本ガイドは、IT未経験の発注側(営業・企画など)が、要件定義を「ムダなく、揉めずに」進めるための実務手順をまとめたものです。専門用語を避け、準備→合意→検証の流れで説明します。読み手がすぐ使えるよう、チェック欄と記入例も付けています。
目的を言語化する(仕様の前に)
- なぜ作るのかを一文で書きます。例:「見込み客の追客を自動化し、月次成約率を+3ptする」。
- 成功条件を数値で添えます(期間・範囲・例外)。例:「3ヶ月以内に営業10名で運用」「既存SFAの範囲に限定」。

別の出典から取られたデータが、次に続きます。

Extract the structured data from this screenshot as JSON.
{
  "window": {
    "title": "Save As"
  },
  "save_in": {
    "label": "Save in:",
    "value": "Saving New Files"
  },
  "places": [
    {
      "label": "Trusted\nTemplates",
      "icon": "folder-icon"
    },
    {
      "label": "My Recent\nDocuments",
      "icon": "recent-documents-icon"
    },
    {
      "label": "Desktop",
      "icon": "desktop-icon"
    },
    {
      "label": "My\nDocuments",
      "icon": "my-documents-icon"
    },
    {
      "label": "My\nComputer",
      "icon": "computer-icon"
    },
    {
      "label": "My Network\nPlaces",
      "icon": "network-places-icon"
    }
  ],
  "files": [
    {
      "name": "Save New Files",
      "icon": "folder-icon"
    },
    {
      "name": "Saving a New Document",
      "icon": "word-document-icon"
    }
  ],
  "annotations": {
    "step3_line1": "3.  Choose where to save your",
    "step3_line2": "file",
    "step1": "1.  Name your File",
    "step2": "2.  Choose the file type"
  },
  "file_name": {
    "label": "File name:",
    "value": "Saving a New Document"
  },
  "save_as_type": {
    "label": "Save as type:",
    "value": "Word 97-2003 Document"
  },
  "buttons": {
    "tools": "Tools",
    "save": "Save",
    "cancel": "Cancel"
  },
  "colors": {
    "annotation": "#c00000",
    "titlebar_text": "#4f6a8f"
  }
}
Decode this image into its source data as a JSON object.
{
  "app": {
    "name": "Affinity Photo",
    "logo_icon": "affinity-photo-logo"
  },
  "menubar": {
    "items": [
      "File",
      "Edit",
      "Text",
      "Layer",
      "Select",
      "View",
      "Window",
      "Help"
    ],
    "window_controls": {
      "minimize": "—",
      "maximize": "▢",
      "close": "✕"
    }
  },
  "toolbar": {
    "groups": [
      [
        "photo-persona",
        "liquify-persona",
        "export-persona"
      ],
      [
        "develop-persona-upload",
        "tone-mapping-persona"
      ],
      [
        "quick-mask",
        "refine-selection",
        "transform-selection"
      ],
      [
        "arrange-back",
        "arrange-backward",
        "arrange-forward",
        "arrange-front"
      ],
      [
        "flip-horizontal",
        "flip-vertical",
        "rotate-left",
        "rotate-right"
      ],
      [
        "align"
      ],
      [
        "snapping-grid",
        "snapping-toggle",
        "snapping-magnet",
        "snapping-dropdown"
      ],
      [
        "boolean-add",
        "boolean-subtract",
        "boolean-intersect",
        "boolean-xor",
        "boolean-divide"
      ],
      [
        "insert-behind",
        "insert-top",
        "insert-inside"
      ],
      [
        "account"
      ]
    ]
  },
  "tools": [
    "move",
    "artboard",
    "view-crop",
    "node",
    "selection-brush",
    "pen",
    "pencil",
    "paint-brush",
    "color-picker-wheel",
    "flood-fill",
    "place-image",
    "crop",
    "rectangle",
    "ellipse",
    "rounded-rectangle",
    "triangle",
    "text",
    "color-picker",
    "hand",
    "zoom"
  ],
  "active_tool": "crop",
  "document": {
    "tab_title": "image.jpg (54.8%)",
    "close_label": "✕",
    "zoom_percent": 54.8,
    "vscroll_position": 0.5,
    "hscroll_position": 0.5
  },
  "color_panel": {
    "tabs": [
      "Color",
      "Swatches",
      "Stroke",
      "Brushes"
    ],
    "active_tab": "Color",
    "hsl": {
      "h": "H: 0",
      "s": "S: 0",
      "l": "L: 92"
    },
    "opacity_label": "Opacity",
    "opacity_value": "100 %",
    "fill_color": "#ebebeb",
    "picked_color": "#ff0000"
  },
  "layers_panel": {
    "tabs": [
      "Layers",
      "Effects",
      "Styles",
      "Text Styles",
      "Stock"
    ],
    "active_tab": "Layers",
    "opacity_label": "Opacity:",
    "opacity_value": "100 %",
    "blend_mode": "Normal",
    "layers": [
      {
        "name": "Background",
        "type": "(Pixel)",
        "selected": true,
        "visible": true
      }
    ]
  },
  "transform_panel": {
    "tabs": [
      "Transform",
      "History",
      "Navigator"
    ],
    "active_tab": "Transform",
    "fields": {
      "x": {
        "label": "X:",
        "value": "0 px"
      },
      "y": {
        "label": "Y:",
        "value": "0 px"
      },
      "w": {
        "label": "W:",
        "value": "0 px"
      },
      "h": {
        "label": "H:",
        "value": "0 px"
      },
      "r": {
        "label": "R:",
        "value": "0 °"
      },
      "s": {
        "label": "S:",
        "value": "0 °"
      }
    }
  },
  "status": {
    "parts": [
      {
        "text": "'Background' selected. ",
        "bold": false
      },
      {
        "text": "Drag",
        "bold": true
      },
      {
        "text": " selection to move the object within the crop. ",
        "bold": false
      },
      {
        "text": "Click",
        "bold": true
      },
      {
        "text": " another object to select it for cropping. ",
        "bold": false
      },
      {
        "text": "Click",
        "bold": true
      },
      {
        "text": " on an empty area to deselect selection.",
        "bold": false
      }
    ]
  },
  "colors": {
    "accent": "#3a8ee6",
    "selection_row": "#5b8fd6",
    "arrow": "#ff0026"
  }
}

- 目的に合わない要望は一旦保留。根拠のない“念のため機能”は後で検討します。
関係者と権限を確定する
- 意思決定者/レビュー参加者/現場ヒアリング対象を表にし、欠員を埋めます。
- 承認の段取り(誰がいつ何にOKを出すか)を先に合意します。
- 「後出しの口出し」を減らす仕組み。議事録は承認期限つきで回覧します。
現状業務を見える化する
- 部門横断で“事実”を集め、事実(現状)と要望(理想)を分けて記録。
- 例:事実「営業が二重入力」→ 要望「自動連携」→ 要件候補「SFAとMAの双方向同期」。

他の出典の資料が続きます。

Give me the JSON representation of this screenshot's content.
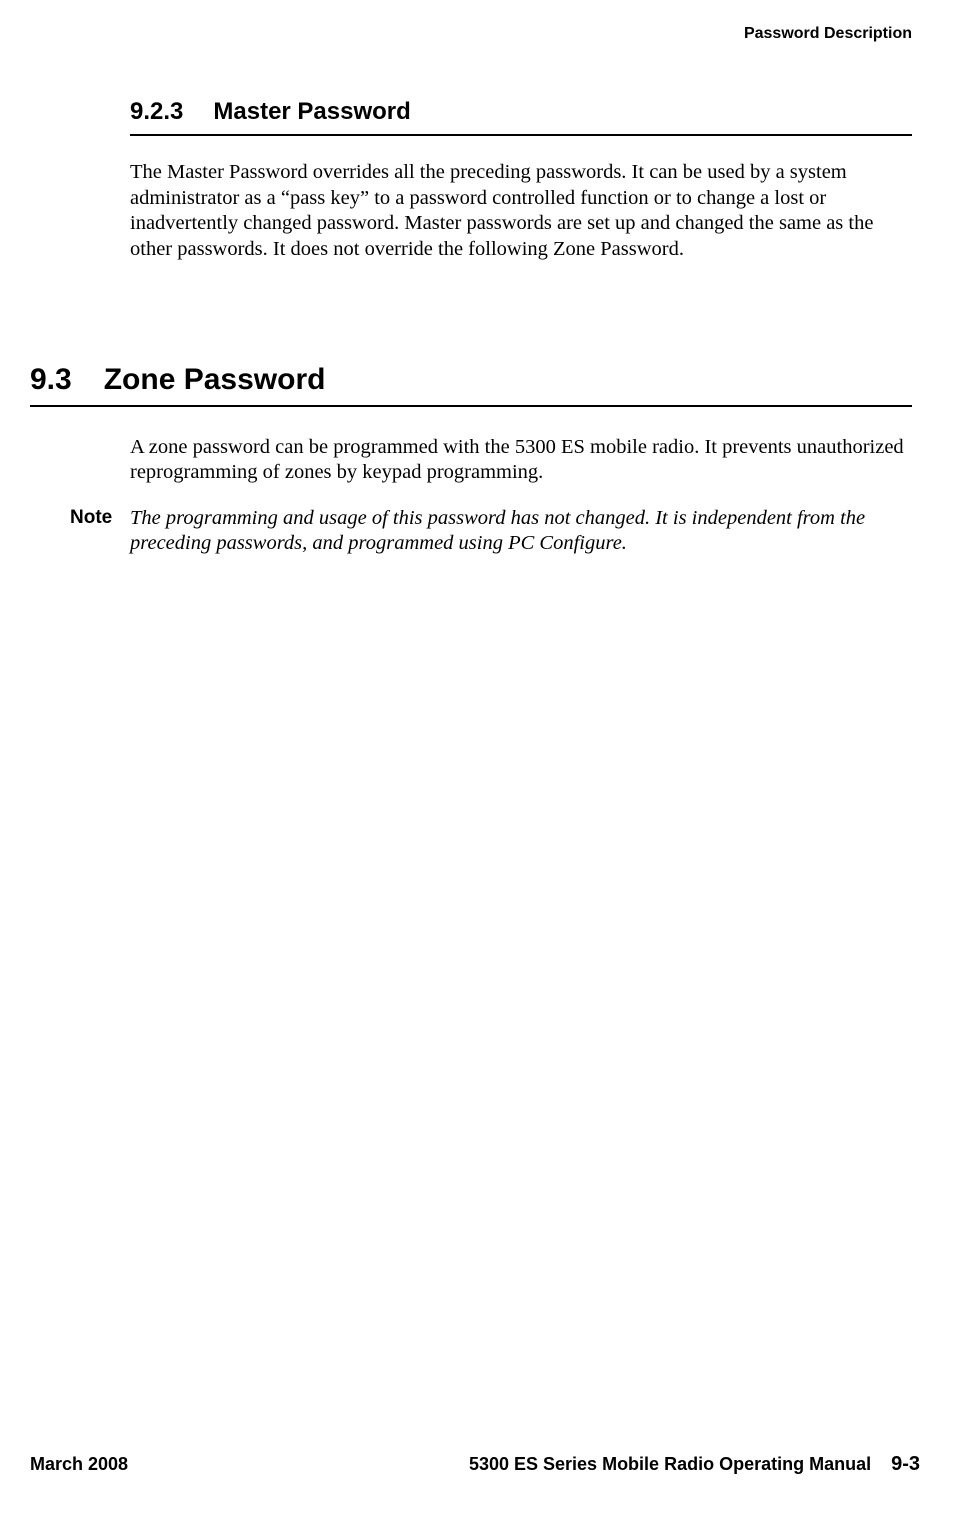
{
  "header": {
    "running_title": "Password Description"
  },
  "section_923": {
    "number": "9.2.3",
    "title": "Master Password",
    "body": "The Master Password overrides all the preceding passwords. It can be used by a system administrator as a “pass key” to a password controlled function or to change a lost or inadvertently changed password. Master passwords are set up and changed the same as the other passwords. It does not override the following Zone Password."
  },
  "section_93": {
    "number": "9.3",
    "title": "Zone Password",
    "body": "A zone password can be programmed with the 5300 ES mobile radio. It prevents unauthorized reprogramming of zones by keypad programming.",
    "note_label": "Note",
    "note_text": "The programming and usage of this password has not changed. It is independent from the preceding passwords, and programmed using PC Configure."
  },
  "footer": {
    "date": "March 2008",
    "manual": "5300 ES Series Mobile Radio Operating Manual",
    "page": "9-3"
  }
}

- 業務フロー図は簡易でよく、更新履歴を残します。定量データ(件数・頻度・所要時間)も添えます。
非機能要件を穴埋めする
- 性能(レスポンス)、可用性(稼働時間・復旧)、セキュリティ(権限・監査)、法令・運用体制を最低限決めます。
- 例:「主要画面は3秒以内」「障害時は30分以内に連絡」「個人情報の閲覧は権限ロールで制限」。
- 非機能は後からの修正コストが大きいため、早期に明文化します。監査ログやバックアップ手順も範囲に含めます。
合意の作り方=説明+了承
- 文書配布だけでは合意になりません。レビュー会を設定し、観点(目的適合・影響範囲・運用実現性・費用)で確認。

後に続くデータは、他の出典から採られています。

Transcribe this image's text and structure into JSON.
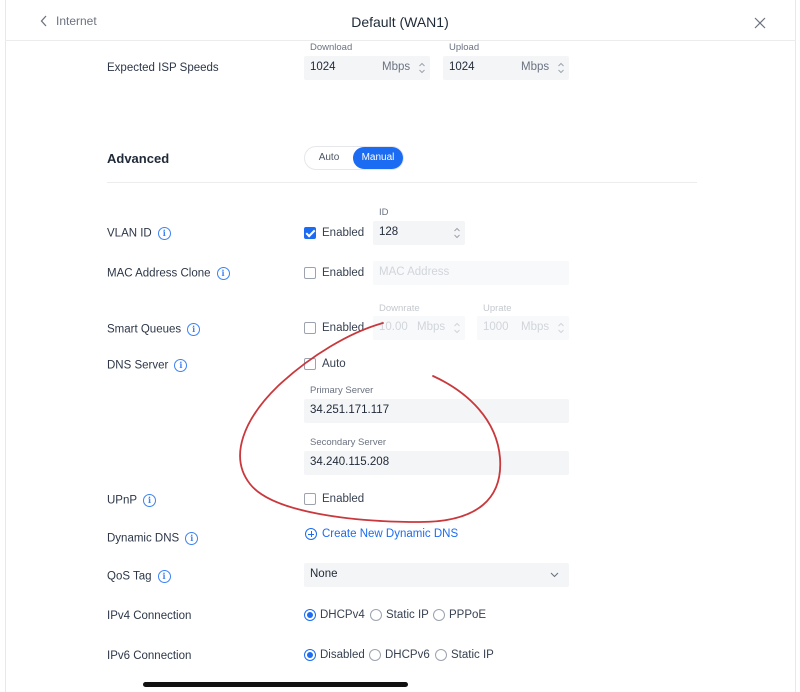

- 変更管理のルール(提出→影響評価→承認→追跡)を先に決め、履歴を残します。
- 判断保留は期限と追加情報の条件を明記します。
不確実な点は軽い検証で詰める
- モックやPoCで“見て触って”判断します。期間・評価軸(やる/やらないの条件)を明記。
- すべてを前倒しで決め切らず、仮決め→短期検証→確定を回します。検証は1〜2週間単位で小さく区切ります。
最低限そろえる成果物(テンプレ)
- 目的と成功条件(1枚)
- 関係者一覧と承認プロセス(責任・権限・期限)
- 現状業務の要点図と課題リスト(定量つき)
- 機能要件一覧/非機能要件の最小セット(数値基準を明記)
- 変更管理ルールとレビュー記録(版管理)
着手前チェックリスト
- 目的は数値で書けているか
- 関係者と権限が明示されているか
- 非機能の空欄がないか
- レビュー会と承認手順が決まっているか
- 検証(モック/PoC)の枠が確保されているか
要件定義は「ITの専門知識」を競う場ではなく、後戻りコストを抑える合意形成の仕組みです。本ガイドを土台に、合意の作り方と検証の段取りを先に整えれば、開発は驚くほどスムーズになります。迷ったら、目的・関係者・非機能・検証の4点に立ち返ってください。